Il mondo di Trump, il presidente che dichiara di spostare l’ambasciata americana a Gerusalemme con tutto quello che ne consegue, non è più quello diviso dalle ideologie e neanche dall’economia.
Chi pensava che la globalizzazione trasformasse il pianeta in un villaggio globale di prosperità e pace si illudeva come la donzelletta che vien dalla campagna della poesia di Leopardi.
La religione ritorna impetuosamente sulla scena del mondo, e ogni scelta è un rischio. Come se non fossero un rischio le scelte del chirurgo in sala operatoria, dell’ avvocato nell’aula del tribunale, dell’artista sul palco o del giornalista durante la diretta che è, appunto, il bello della diretta.
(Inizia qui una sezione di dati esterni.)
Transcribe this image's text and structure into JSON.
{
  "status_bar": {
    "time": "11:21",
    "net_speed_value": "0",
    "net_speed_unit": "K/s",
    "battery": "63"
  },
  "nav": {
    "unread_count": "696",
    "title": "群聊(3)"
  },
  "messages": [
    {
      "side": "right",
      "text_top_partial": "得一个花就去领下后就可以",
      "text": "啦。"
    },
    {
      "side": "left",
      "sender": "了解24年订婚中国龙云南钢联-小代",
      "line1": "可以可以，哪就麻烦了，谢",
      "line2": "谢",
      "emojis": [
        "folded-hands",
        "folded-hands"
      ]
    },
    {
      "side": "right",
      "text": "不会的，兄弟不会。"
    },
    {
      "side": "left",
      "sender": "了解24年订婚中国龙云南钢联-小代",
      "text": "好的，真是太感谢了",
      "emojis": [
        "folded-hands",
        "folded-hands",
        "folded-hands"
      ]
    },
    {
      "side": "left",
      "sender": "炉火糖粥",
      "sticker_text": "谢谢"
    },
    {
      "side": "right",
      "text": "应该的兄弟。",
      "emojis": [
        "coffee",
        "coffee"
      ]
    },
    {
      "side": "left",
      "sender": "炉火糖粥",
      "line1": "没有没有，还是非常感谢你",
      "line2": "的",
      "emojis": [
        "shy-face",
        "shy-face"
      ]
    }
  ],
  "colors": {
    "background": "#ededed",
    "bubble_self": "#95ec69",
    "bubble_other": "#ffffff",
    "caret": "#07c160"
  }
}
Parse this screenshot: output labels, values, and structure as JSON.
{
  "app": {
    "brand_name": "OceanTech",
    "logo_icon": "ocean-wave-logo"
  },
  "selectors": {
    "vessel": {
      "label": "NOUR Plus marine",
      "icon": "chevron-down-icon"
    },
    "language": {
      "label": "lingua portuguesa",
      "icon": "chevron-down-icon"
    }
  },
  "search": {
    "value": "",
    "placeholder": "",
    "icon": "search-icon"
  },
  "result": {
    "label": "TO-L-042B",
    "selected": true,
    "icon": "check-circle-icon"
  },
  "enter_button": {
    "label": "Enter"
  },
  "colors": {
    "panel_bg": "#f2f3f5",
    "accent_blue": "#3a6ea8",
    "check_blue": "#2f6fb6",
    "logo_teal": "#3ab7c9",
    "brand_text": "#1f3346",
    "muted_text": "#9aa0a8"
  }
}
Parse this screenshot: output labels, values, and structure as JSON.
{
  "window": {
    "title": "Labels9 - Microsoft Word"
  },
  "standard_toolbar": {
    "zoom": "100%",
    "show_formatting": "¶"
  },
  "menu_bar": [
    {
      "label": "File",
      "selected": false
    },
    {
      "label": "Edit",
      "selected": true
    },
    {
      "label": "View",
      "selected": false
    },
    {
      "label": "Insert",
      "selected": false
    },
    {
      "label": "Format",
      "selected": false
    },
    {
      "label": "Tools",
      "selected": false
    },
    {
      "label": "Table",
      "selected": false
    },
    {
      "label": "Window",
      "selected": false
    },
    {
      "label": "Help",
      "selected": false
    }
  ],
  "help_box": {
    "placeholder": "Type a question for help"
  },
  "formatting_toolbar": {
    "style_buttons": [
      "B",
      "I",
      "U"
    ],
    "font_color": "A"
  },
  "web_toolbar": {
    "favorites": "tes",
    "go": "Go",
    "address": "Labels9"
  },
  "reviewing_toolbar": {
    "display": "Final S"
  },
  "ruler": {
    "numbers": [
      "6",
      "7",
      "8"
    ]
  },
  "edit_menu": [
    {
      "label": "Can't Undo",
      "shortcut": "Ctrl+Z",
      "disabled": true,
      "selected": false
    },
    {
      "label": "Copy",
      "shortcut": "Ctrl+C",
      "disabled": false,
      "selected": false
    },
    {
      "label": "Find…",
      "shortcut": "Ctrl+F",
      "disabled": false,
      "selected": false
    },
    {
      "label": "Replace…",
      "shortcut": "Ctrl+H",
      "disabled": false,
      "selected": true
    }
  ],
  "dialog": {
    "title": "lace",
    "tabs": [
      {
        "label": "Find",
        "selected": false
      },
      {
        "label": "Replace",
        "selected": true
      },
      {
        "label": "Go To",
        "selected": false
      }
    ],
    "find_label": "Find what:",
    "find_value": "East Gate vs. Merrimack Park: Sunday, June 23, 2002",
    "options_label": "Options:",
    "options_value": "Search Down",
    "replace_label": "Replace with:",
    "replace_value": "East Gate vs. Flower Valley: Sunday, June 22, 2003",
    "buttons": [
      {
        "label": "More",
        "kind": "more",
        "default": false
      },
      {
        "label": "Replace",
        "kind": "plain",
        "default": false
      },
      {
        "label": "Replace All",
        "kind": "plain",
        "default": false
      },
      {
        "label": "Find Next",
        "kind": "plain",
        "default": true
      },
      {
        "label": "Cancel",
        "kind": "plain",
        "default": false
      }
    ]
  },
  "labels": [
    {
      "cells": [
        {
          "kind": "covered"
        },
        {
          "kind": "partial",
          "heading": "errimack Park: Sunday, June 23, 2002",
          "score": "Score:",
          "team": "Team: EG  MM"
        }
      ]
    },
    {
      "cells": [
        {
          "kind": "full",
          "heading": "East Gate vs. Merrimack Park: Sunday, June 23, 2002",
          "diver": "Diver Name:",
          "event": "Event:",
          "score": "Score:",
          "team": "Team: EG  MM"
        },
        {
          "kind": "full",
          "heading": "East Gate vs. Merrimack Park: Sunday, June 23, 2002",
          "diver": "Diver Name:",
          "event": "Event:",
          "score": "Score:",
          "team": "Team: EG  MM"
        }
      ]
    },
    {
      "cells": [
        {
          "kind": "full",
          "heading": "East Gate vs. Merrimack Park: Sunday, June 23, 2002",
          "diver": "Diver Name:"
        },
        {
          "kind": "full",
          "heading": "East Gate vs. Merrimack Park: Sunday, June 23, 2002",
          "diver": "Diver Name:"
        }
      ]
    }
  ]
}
L’ Europa continua a dire cosa non si deve fare. Il vecchio continente si limita a commentare la storia mentre l’ America seguita a farla. Ma quello di Trump resta un mondo nudo e crudo, nel quale ogni atto politicamente rilevante diventa doloroso, dall’immigrazione agli accordi commerciali fino ai gesti simbolici che riguardano valori e appartenenze, ma anche questioni concrete come le condizioni di vita degli esseri umani che vivono nel Vicino Oriente.
Di qui l’ auspicio che una scelta unilaterale possa servire ad affrontare con altrettanta decisione i problemi di milioni di persone.